Football
2018 OSU Team Testing What We Think We Know About Gundy-Coached Squads
OSU’s underdog/favorite numbers this year are bonkers.
We are 11 games in. Forty-four quarters down, eight to go. And I honestly feel less confident in what I believe about this 2018 Oklahoma State football team than I did on August 1.
This season makes no sense. Not because the Cowboys have beaten two top-10 teams and took another to the wire, but rather because they’ve upended what we thought we believed about Mike Gundy-coached teams.
Gundy has built a career (and a large home in Stillwater) out of building a program up to a specific level and beating the teams he should beat that reside below that level. Contrary to what many of you believe, one of the things OSU has been best at over the years is defeating teams it is favored against.
Since 2005 (including this season), OSU has won over 8 out of every 10 games (or 83 percent) it has played as the favorite. Compare that to Kansas State (85 percent) and TCU (83 percent) and you can see that OSU is on par with teams that we see as more consistent. The teams like Kansas State that “never lose those kinds of games.”
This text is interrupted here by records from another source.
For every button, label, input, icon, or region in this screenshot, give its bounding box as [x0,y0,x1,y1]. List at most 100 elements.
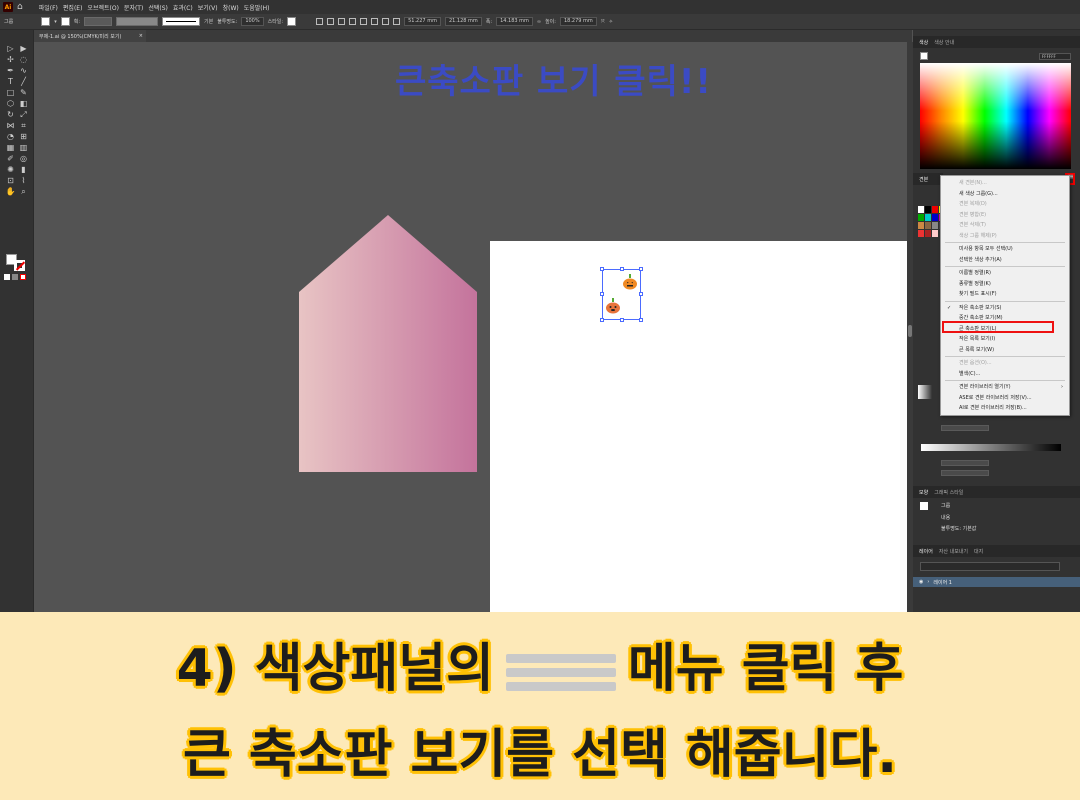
stroke-weight-field[interactable] [84,17,113,26]
gradient-thumbnail[interactable] [918,385,932,399]
menu-item[interactable]: 문자(T) [124,3,143,12]
resize-handle[interactable] [620,267,624,271]
gradient-location-field[interactable] [941,470,989,476]
resize-handle[interactable] [600,318,604,322]
swatch[interactable] [925,214,931,221]
resize-handle[interactable] [639,267,643,271]
context-menu-item[interactable]: 큰 목록 보기(W) [941,345,1069,356]
context-menu-item[interactable]: 선택한 색상 추가(A) [941,255,1069,266]
context-menu-item[interactable]: 새 색상 그룹(G)... [941,189,1069,200]
appearance-row-opacity[interactable]: 불투명도: 기본값 [913,524,1080,534]
type-tool-icon[interactable]: T [4,77,17,87]
house-shape[interactable] [299,215,477,472]
stroke-style-preview[interactable] [162,17,201,26]
free-transform-tool-icon[interactable]: ⌗ [17,121,30,131]
color-mode-icon[interactable] [4,274,10,280]
context-menu-item[interactable]: 찾기 필드 표시(F) [941,289,1069,300]
tab-graphic-styles[interactable]: 그래픽 스타일 [934,489,963,496]
tab-color-guide[interactable]: 색상 안내 [934,39,954,46]
menu-item[interactable]: 창(W) [223,3,239,12]
resize-handle[interactable] [620,318,624,322]
swatch[interactable] [918,222,924,229]
pumpkin-icon[interactable] [605,298,621,314]
resize-handle[interactable] [600,292,604,296]
align-middle-icon[interactable] [360,18,368,25]
swatch[interactable] [918,214,924,221]
layers-search-input[interactable] [920,562,1060,571]
transform-icon[interactable]: ⤧ [601,19,605,25]
gradient-aspect-field[interactable] [941,425,989,431]
color-fill-swatch[interactable] [920,52,928,60]
graph-tool-icon[interactable]: ▮ [17,165,30,175]
swatch[interactable] [932,222,938,229]
gradient-ramp[interactable] [921,444,1061,451]
swatch[interactable] [925,222,931,229]
context-menu-item[interactable]: 종류별 정렬(K) [941,279,1069,290]
direct-selection-tool-icon[interactable]: ▶ [17,44,30,54]
resize-handle[interactable] [639,292,643,296]
appearance-row-contents[interactable]: 내용 [913,513,1080,523]
rotate-tool-icon[interactable]: ↻ [4,110,17,120]
rectangle-tool-icon[interactable]: □ [4,88,17,98]
menu-item[interactable]: 도움말(H) [244,3,270,12]
swatch[interactable] [925,206,931,213]
chevron-down-icon[interactable]: ▾ [54,19,57,25]
gradient-mode-icon[interactable] [12,274,18,280]
layer-row[interactable]: ◉ › 레이어 1 [913,577,1080,587]
link-proportions-icon[interactable]: ∞ [537,19,541,25]
chevron-right-icon[interactable]: › [927,579,929,585]
canvas[interactable]: 큰축소판 보기 클릭!! [35,42,907,612]
x-field[interactable]: 51.227 mm [404,17,441,26]
swatch[interactable] [918,206,924,213]
gradient-tool-icon[interactable]: ▥ [17,143,30,153]
menu-item[interactable]: 파일(F) [39,3,58,12]
opacity-field[interactable]: 100% [241,17,264,26]
curvature-tool-icon[interactable]: ∿ [17,66,30,76]
context-menu-item[interactable]: 작은 목록 보기(I) [941,334,1069,345]
selection-tool-icon[interactable]: ▷ [4,44,17,54]
menu-item[interactable]: 편집(E) [63,3,83,12]
color-spectrum[interactable] [920,63,1071,169]
symbol-sprayer-tool-icon[interactable]: ✺ [4,165,17,175]
shaper-tool-icon[interactable]: ⬡ [4,99,17,109]
artboard[interactable] [490,241,907,612]
gradient-opacity-field[interactable] [941,460,989,466]
height-field[interactable]: 18.279 mm [559,17,597,26]
align-center-icon[interactable] [327,18,335,25]
stroke-box[interactable] [14,260,25,271]
align-top-icon[interactable] [349,18,357,25]
magic-wand-tool-icon[interactable]: ✢ [4,55,17,65]
context-menu-item[interactable]: 별색(C)... [941,369,1069,380]
reference-point-icon[interactable] [393,18,401,25]
menu-item[interactable]: 효과(C) [173,3,193,12]
tab-asset-export[interactable]: 자산 내보내기 [939,548,968,555]
graphic-style-swatch[interactable] [287,17,297,26]
scrollbar-thumb[interactable] [908,325,912,337]
pen-tool-icon[interactable]: ✒ [4,66,17,76]
document-tab[interactable]: 무제-1.ai @ 150%(CMYK/미리 보기) × [34,30,146,42]
width-tool-icon[interactable]: ⋈ [4,121,17,131]
blend-tool-icon[interactable]: ◎ [17,154,30,164]
menu-item[interactable]: 오브젝트(O) [87,3,119,12]
swatch[interactable] [918,230,924,237]
swatch[interactable] [932,206,938,213]
align-left-icon[interactable] [316,18,324,25]
eyedropper-tool-icon[interactable]: ✐ [4,154,17,164]
close-icon[interactable]: × [139,33,143,39]
mesh-tool-icon[interactable]: ▦ [4,143,17,153]
align-right-icon[interactable] [338,18,346,25]
variable-width-field[interactable] [116,17,159,26]
none-mode-icon[interactable] [20,274,26,280]
context-menu-item[interactable]: 작은 축소판 보기(S) [941,303,1069,314]
pumpkin-icon[interactable] [622,274,638,290]
context-menu-item[interactable]: AI로 견본 라이브러리 저장(B)... [941,403,1069,414]
eraser-tool-icon[interactable]: ◧ [17,99,30,109]
shape-builder-tool-icon[interactable]: ◔ [4,132,17,142]
stroke-swatch[interactable] [60,17,70,26]
swatch[interactable] [932,230,938,237]
zoom-tool-icon[interactable]: ⌕ [17,187,30,197]
y-field[interactable]: 21.128 mm [444,17,482,26]
tab-appearance[interactable]: 모양 [919,489,928,496]
tab-layers[interactable]: 레이어 [919,548,933,555]
tab-artboards[interactable]: 대지 [974,548,983,555]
Conversely OSU doesn’t win a large number of games it shouldn’t win. The Pokes have won just 34 percent of games as the underdog in the Gundy era. Compare this to, say, OU which has won 48 percent of its games as the underdog over the same period of time (three of which have come against Oklahoma State).
Anyway, all of that has flipped in 2018, and I don’t really understand why. OSU has won three of its four games as the underdog this year (Boise, Texas, OU, West Virginia) but has lost four of its seven as the favorite. I mean, look at these numbers. They are all kinds of confusing.
| Gundy Era | 2018 | |
|---|---|---|
| Underdog | 34% | 75% |
| Favorite | 83% | 43% |
| Home dog | 41% | 100% (!) |
| Home favorite | 83% | 50% |
I floated earlier in the year that when you don’t recruit well, QB play can make all the difference (for better or worse). Maybe what we’re seeing is a season in which OSU played poor teams in the first half of their slate and the better ones in the second half (three of the top four teams in the Big 12 right now came after OSU’s bye week), and maybe it’s just a matter of a season split by mediocre QB play in the first half of the year and then good QB play in the second. Maybe that’s all it is.
But they’ve gotten great QB play before and still fell to teams that were better than them. It just doesn’t add up. I don’t get it. This season has turned into one that doesn’t really fit the mold of what I thought was true of both Gundy and his teams: That they’re good enough to take care of business and average top three or top four finishes in the Big 12 but not really good enough to challenge for Big 12 titles without elite QB play for an entire year. This year they’ve been good enough to challenge for Big 12 titles but not good enough to average a top three or four finish in the Big 12.
There are a million other factors at play here, too. Maybe the way OSU played in the first half of the year affected some of the lines Vegas made on their games. Texas and OU lines are always skewed anyway because everybody loves betting on them. Maybe West Virginia, Texas and OU just aren’t very good, historically speaking, in the Big 12. Who knows! I don’t!
All I do know is that I don’t know anything, and what I thought I’d figured out after watching 14 years of Mike Gundy-coached teams might be out the window. Maybe we can tally this season up to a one-off oddity, maybe not. We probably won’t know for a few years. But as always, most of the fun is in trying to figure out what the heck we’re watching and how it got that way to begin with.